O motivo que a empresa deu para a saída de Basile pareceu mais uma desculpa para fugir do assédio. A Microsoft não conseguiu lidar com a situação e resolveu apenas cortar quem não era o problema, em vez de tentar corrigir o comportamento de seus seguidores e usar essa questão para falar sobre as mulheres no universo dos games.

Um estudo realizado pela ONG Plan International em 22 países aponta que, em média, 58% das mulheres jogadoras sofrem algum tipo de assédio virtual. No Brasil, 77% das mulheres já foram assediadas, demonstrando que Basile não é a única a sofrer esse tipo de ataque. Ela disse que sempre foi comum receber esse tipo de ofensas e teve que aprender a lidar com isso. “Graças ao apoio da minha família, namorado e amigos, aprendi a lidar bem com isso”.

Essa reação da apresentadora demonstra que as mulheres aprendem a lidar com os abusos, porque eles não param. Existe uma cultura que normatiza o assédio, sobretudo quando não ocorre a punição dos assediadores, como o caso de Marina Ferrer.

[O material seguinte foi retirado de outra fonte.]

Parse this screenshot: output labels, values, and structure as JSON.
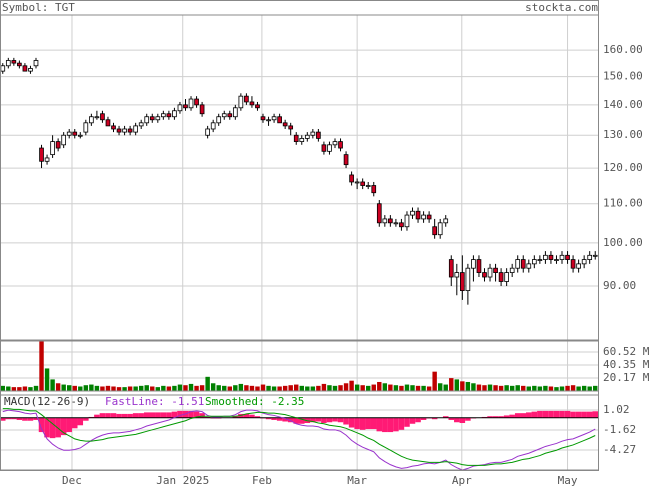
{
  "chart_data": {
    "type": "candlestick",
    "symbol": "Symbol: TGT",
    "source": "stockta.com",
    "log_scale": true,
    "grid": true,
    "xlim": [
      -0.5,
      107.5
    ],
    "xticks": [
      {
        "value": 12.5,
        "label": "Dec"
      },
      {
        "value": 32.5,
        "label": "Jan 2025"
      },
      {
        "value": 46.8,
        "label": "Feb"
      },
      {
        "value": 64,
        "label": "Mar"
      },
      {
        "value": 82.9,
        "label": "Apr"
      },
      {
        "value": 102,
        "label": "May"
      }
    ],
    "ylim": [
      78.9,
      174.3
    ],
    "yticks": [
      {
        "value": 90,
        "label": "90.00"
      },
      {
        "value": 100,
        "label": "100.00"
      },
      {
        "value": 110,
        "label": "110.00"
      },
      {
        "value": 120,
        "label": "120.00"
      },
      {
        "value": 130,
        "label": "130.00"
      },
      {
        "value": 140,
        "label": "140.00"
      },
      {
        "value": 150,
        "label": "150.00"
      },
      {
        "value": 160,
        "label": "160.00"
      }
    ],
    "up_color": "#ffffff",
    "down_color": "#cc0022",
    "candles": [
      [
        152,
        155,
        151,
        154
      ],
      [
        154,
        157,
        153,
        156
      ],
      [
        156,
        157,
        154,
        155
      ],
      [
        155,
        156,
        153,
        154
      ],
      [
        154,
        155,
        152,
        152
      ],
      [
        152,
        154,
        151,
        153
      ],
      [
        154,
        157,
        153,
        156
      ],
      [
        126,
        127,
        120,
        122
      ],
      [
        122,
        124,
        121,
        123
      ],
      [
        124,
        130,
        123,
        128
      ],
      [
        128,
        129,
        125,
        126
      ],
      [
        127,
        131,
        126,
        130
      ],
      [
        130,
        132,
        129,
        131
      ],
      [
        131,
        132,
        129,
        130
      ],
      [
        130,
        131,
        129,
        130
      ],
      [
        131,
        135,
        130,
        134
      ],
      [
        134,
        137,
        133,
        136
      ],
      [
        136,
        138,
        135,
        136
      ],
      [
        137,
        138,
        134,
        135
      ],
      [
        135,
        136,
        133,
        133
      ],
      [
        133,
        134,
        131,
        132
      ],
      [
        132,
        133,
        130,
        131
      ],
      [
        131,
        133,
        130,
        132
      ],
      [
        132,
        133,
        130,
        131
      ],
      [
        131,
        134,
        130,
        133
      ],
      [
        133,
        135,
        132,
        134
      ],
      [
        134,
        137,
        133,
        136
      ],
      [
        136,
        137,
        134,
        135
      ],
      [
        135,
        137,
        134,
        136
      ],
      [
        136,
        138,
        135,
        137
      ],
      [
        137,
        138,
        135,
        136
      ],
      [
        136,
        139,
        135,
        138
      ],
      [
        138,
        141,
        137,
        140
      ],
      [
        140,
        142,
        138,
        139
      ],
      [
        139,
        143,
        138,
        142
      ],
      [
        142,
        143,
        139,
        140
      ],
      [
        140,
        141,
        136,
        137
      ],
      [
        130,
        133,
        129,
        132
      ],
      [
        132,
        135,
        131,
        134
      ],
      [
        134,
        137,
        133,
        136
      ],
      [
        136,
        138,
        135,
        137
      ],
      [
        137,
        138,
        135,
        136
      ],
      [
        136,
        140,
        135,
        139
      ],
      [
        139,
        144,
        138,
        143
      ],
      [
        143,
        144,
        140,
        141
      ],
      [
        141,
        143,
        139,
        140
      ],
      [
        140,
        141,
        138,
        139
      ],
      [
        136,
        137,
        134,
        135
      ],
      [
        135,
        136,
        133,
        135
      ],
      [
        135,
        137,
        134,
        136
      ],
      [
        136,
        137,
        134,
        134
      ],
      [
        134,
        135,
        132,
        133
      ],
      [
        133,
        134,
        130,
        132
      ],
      [
        130,
        131,
        127,
        128
      ],
      [
        128,
        130,
        127,
        129
      ],
      [
        129,
        131,
        128,
        130
      ],
      [
        130,
        132,
        129,
        131
      ],
      [
        131,
        132,
        128,
        129
      ],
      [
        127,
        128,
        124,
        125
      ],
      [
        125,
        128,
        124,
        127
      ],
      [
        127,
        129,
        126,
        128
      ],
      [
        128,
        129,
        125,
        126
      ],
      [
        124,
        125,
        120,
        121
      ],
      [
        118,
        119,
        115,
        116
      ],
      [
        116,
        117,
        114,
        116
      ],
      [
        116,
        117,
        114,
        115
      ],
      [
        115,
        116,
        114,
        115
      ],
      [
        115,
        116,
        112,
        113
      ],
      [
        110,
        111,
        104,
        105
      ],
      [
        105,
        107,
        104,
        106
      ],
      [
        106,
        107,
        104,
        105
      ],
      [
        105,
        106,
        104,
        105
      ],
      [
        105,
        106,
        103,
        104
      ],
      [
        104,
        108,
        103,
        107
      ],
      [
        107,
        109,
        106,
        108
      ],
      [
        108,
        109,
        105,
        106
      ],
      [
        106,
        108,
        105,
        107
      ],
      [
        107,
        108,
        105,
        106
      ],
      [
        104,
        106,
        101,
        102
      ],
      [
        102,
        106,
        101,
        105
      ],
      [
        105,
        107,
        104,
        106
      ],
      [
        96,
        97,
        90,
        92
      ],
      [
        92,
        95,
        88,
        93
      ],
      [
        93,
        97,
        87,
        89
      ],
      [
        89,
        95,
        86,
        94
      ],
      [
        94,
        97,
        91,
        96
      ],
      [
        96,
        97,
        92,
        93
      ],
      [
        93,
        94,
        91,
        92
      ],
      [
        92,
        95,
        91,
        94
      ],
      [
        94,
        95,
        91,
        93
      ],
      [
        93,
        94,
        90,
        91
      ],
      [
        91,
        94,
        90,
        93
      ],
      [
        93,
        95,
        92,
        94
      ],
      [
        94,
        97,
        93,
        96
      ],
      [
        96,
        97,
        93,
        94
      ],
      [
        94,
        96,
        93,
        95
      ],
      [
        95,
        97,
        94,
        96
      ],
      [
        96,
        97,
        95,
        96
      ],
      [
        96,
        98,
        95,
        97
      ],
      [
        97,
        98,
        95,
        96
      ],
      [
        96,
        97,
        95,
        96
      ],
      [
        96,
        98,
        95,
        97
      ],
      [
        97,
        98,
        95,
        96
      ],
      [
        96,
        97,
        93,
        94
      ],
      [
        94,
        96,
        93,
        95
      ],
      [
        95,
        97,
        94,
        96
      ],
      [
        96,
        98,
        95,
        97
      ],
      [
        97,
        98,
        96,
        97
      ]
    ],
    "volume": {
      "up_color": "#008000",
      "down_color": "#c00000",
      "ylim": [
        0,
        77.6
      ],
      "yticks": [
        {
          "value": 20.17,
          "label": "20.17 M"
        },
        {
          "value": 40.35,
          "label": "40.35 M"
        },
        {
          "value": 60.52,
          "label": "60.52 M"
        }
      ],
      "values": [
        8,
        7,
        6,
        6,
        7,
        6,
        8,
        77,
        35,
        18,
        12,
        10,
        9,
        8,
        7,
        9,
        10,
        8,
        7,
        8,
        7,
        6,
        6,
        7,
        7,
        8,
        9,
        7,
        6,
        8,
        7,
        8,
        10,
        9,
        11,
        8,
        9,
        22,
        12,
        9,
        8,
        7,
        9,
        11,
        9,
        8,
        7,
        10,
        8,
        7,
        7,
        8,
        9,
        10,
        8,
        7,
        7,
        8,
        11,
        9,
        8,
        9,
        12,
        16,
        10,
        9,
        8,
        10,
        14,
        12,
        10,
        9,
        8,
        10,
        9,
        8,
        8,
        7,
        30,
        12,
        10,
        20,
        18,
        15,
        14,
        12,
        10,
        9,
        10,
        9,
        8,
        9,
        8,
        9,
        8,
        7,
        8,
        7,
        8,
        7,
        6,
        7,
        8,
        9,
        7,
        8,
        7,
        8
      ]
    },
    "macd": {
      "label": "MACD(12-26-9)",
      "ylim": [
        -6.91,
        3.0
      ],
      "yticks": [
        {
          "value": -4.27,
          "label": "-4.27"
        },
        {
          "value": -1.62,
          "label": "-1.62"
        },
        {
          "value": 1.02,
          "label": "1.02"
        }
      ],
      "histogram": {
        "color": "#ff1a75",
        "values": [
          -0.4,
          -0.2,
          -0.2,
          -0.3,
          -0.4,
          -0.4,
          -0.3,
          -1.9,
          -2.6,
          -2.7,
          -2.6,
          -2.3,
          -1.9,
          -1.4,
          -1.0,
          -0.4,
          0.1,
          0.4,
          0.6,
          0.6,
          0.6,
          0.5,
          0.5,
          0.5,
          0.6,
          0.6,
          0.7,
          0.7,
          0.7,
          0.7,
          0.7,
          0.8,
          0.9,
          0.9,
          0.9,
          0.8,
          0.6,
          0.1,
          -0.1,
          -0.1,
          0,
          0,
          0.2,
          0.5,
          0.5,
          0.4,
          0.2,
          -0.1,
          -0.2,
          -0.3,
          -0.4,
          -0.5,
          -0.6,
          -0.8,
          -0.8,
          -0.7,
          -0.6,
          -0.5,
          -0.7,
          -0.6,
          -0.5,
          -0.6,
          -0.9,
          -1.3,
          -1.5,
          -1.6,
          -1.5,
          -1.5,
          -1.8,
          -1.9,
          -1.9,
          -1.8,
          -1.6,
          -1.2,
          -0.8,
          -0.6,
          -0.3,
          -0.1,
          -0.2,
          0,
          0.2,
          -0.3,
          -0.6,
          -0.7,
          -0.4,
          -0.1,
          0,
          0.1,
          0.2,
          0.2,
          0.2,
          0.3,
          0.4,
          0.6,
          0.6,
          0.7,
          0.8,
          0.9,
          0.9,
          0.9,
          0.9,
          0.9,
          0.9,
          0.8,
          0.8,
          0.8,
          0.8,
          0.85
        ]
      },
      "series": [
        {
          "name": "FastLine: -1.51",
          "color": "#9933cc",
          "values": [
            0.8,
            1.0,
            0.9,
            0.8,
            0.6,
            0.5,
            0.6,
            -1.5,
            -2.8,
            -3.5,
            -4.0,
            -4.3,
            -4.3,
            -4.2,
            -4.0,
            -3.5,
            -3.0,
            -2.6,
            -2.3,
            -2.1,
            -2.0,
            -2.0,
            -1.9,
            -1.8,
            -1.6,
            -1.4,
            -1.1,
            -0.9,
            -0.7,
            -0.5,
            -0.3,
            0,
            0.3,
            0.5,
            0.8,
            0.9,
            0.8,
            0.3,
            0.1,
            0.1,
            0.2,
            0.2,
            0.4,
            0.8,
            1.0,
            1.0,
            0.9,
            0.6,
            0.4,
            0.3,
            0.1,
            -0.1,
            -0.4,
            -0.8,
            -1.0,
            -1.1,
            -1.1,
            -1.2,
            -1.5,
            -1.6,
            -1.6,
            -1.8,
            -2.3,
            -3.0,
            -3.5,
            -3.9,
            -4.2,
            -4.5,
            -5.3,
            -5.8,
            -6.2,
            -6.5,
            -6.7,
            -6.6,
            -6.4,
            -6.3,
            -6.1,
            -6.0,
            -6.1,
            -5.9,
            -5.6,
            -6.2,
            -6.6,
            -6.9,
            -6.7,
            -6.4,
            -6.3,
            -6.2,
            -6.0,
            -5.9,
            -5.9,
            -5.7,
            -5.5,
            -5.1,
            -4.9,
            -4.7,
            -4.4,
            -4.1,
            -3.8,
            -3.6,
            -3.4,
            -3.1,
            -2.9,
            -2.8,
            -2.5,
            -2.2,
            -1.9,
            -1.5
          ]
        },
        {
          "name": "Smoothed: -2.35",
          "color": "#009900",
          "values": [
            1.2,
            1.2,
            1.1,
            1.1,
            1.0,
            0.9,
            0.9,
            0.4,
            -0.2,
            -0.8,
            -1.4,
            -2.0,
            -2.4,
            -2.8,
            -3.0,
            -3.1,
            -3.1,
            -3.0,
            -2.9,
            -2.7,
            -2.6,
            -2.5,
            -2.4,
            -2.3,
            -2.2,
            -2.0,
            -1.8,
            -1.6,
            -1.4,
            -1.2,
            -1.0,
            -0.8,
            -0.6,
            -0.4,
            -0.1,
            0.1,
            0.2,
            0.2,
            0.2,
            0.2,
            0.2,
            0.2,
            0.2,
            0.3,
            0.5,
            0.6,
            0.7,
            0.7,
            0.6,
            0.6,
            0.5,
            0.4,
            0.2,
            0,
            -0.2,
            -0.4,
            -0.5,
            -0.7,
            -0.8,
            -1.0,
            -1.1,
            -1.2,
            -1.4,
            -1.7,
            -2.0,
            -2.3,
            -2.7,
            -3.0,
            -3.5,
            -3.9,
            -4.3,
            -4.7,
            -5.1,
            -5.4,
            -5.6,
            -5.7,
            -5.8,
            -5.9,
            -5.9,
            -5.9,
            -5.8,
            -5.9,
            -6.0,
            -6.2,
            -6.3,
            -6.3,
            -6.3,
            -6.3,
            -6.2,
            -6.1,
            -6.1,
            -6.0,
            -5.9,
            -5.7,
            -5.5,
            -5.4,
            -5.2,
            -5.0,
            -4.7,
            -4.5,
            -4.3,
            -4.0,
            -3.8,
            -3.6,
            -3.3,
            -3.0,
            -2.7,
            -2.35
          ]
        }
      ]
    }
  }
}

Além das marcas da violência, as mulheres sofrem com a falta de punição para esses homens e também com a humilhação de ser desacreditada, ou, no caso da empresa de games, demitida.

De acordo com uma pesquisa realizada pela Game Brasil em 2019, 53,6% dos gamers brasileiros são mulheres. Esses números pioram o fato das mulheres serem assediadas no meio. Além disso, a imagem principal das personagens femininas nos games é a da sexualização, além de pessoas indefesas desesperadas por ajuda. Os corpos sensuais representados não deveriam ser o padrão para uma guerreira, mas essa sexualização, enfatizada com roupas curtas, existe para agradar o público masculino. Quando uma personagem tem o corpo mais real, o jogo sofre críticas, como Abby, de The Last of Us 2, que foi criticada por causa dos seus músculos.

No caso da Microsoft, a solução não foi defender a sua apresentadora e sim demiti-la, por causa de um comportamento que não partiu dela, ainda mais sendo a vítima de ataques, e não quem os propagou. A situação de Basile demonstrou que até as jogadoras passam por situações ofensivas, mesmo sendo a maioria entre os gamers. Os jogadores homens muitas vezes não aceitam que as mulheres jogam melhor e, por isso, tentam desestimulá-las através do assédio.

A história feminina nos jogos é marcada pela sexualização e, quando conseguem fugir desse estigma, as jogadoras sofrem abusos e as personagens são criticadas. É lastimável perceber que, em vez de ser acolhida pela empresa, Isadora Basile foi demitida. Ela foi punida, enquanto seus assediadores foram recompensados com sua saída.

 

Vanessa Forte é jornalista, bolsista DTI do CNPq e membro do MíDI na Universidade Federal de Rondônia (UNIR).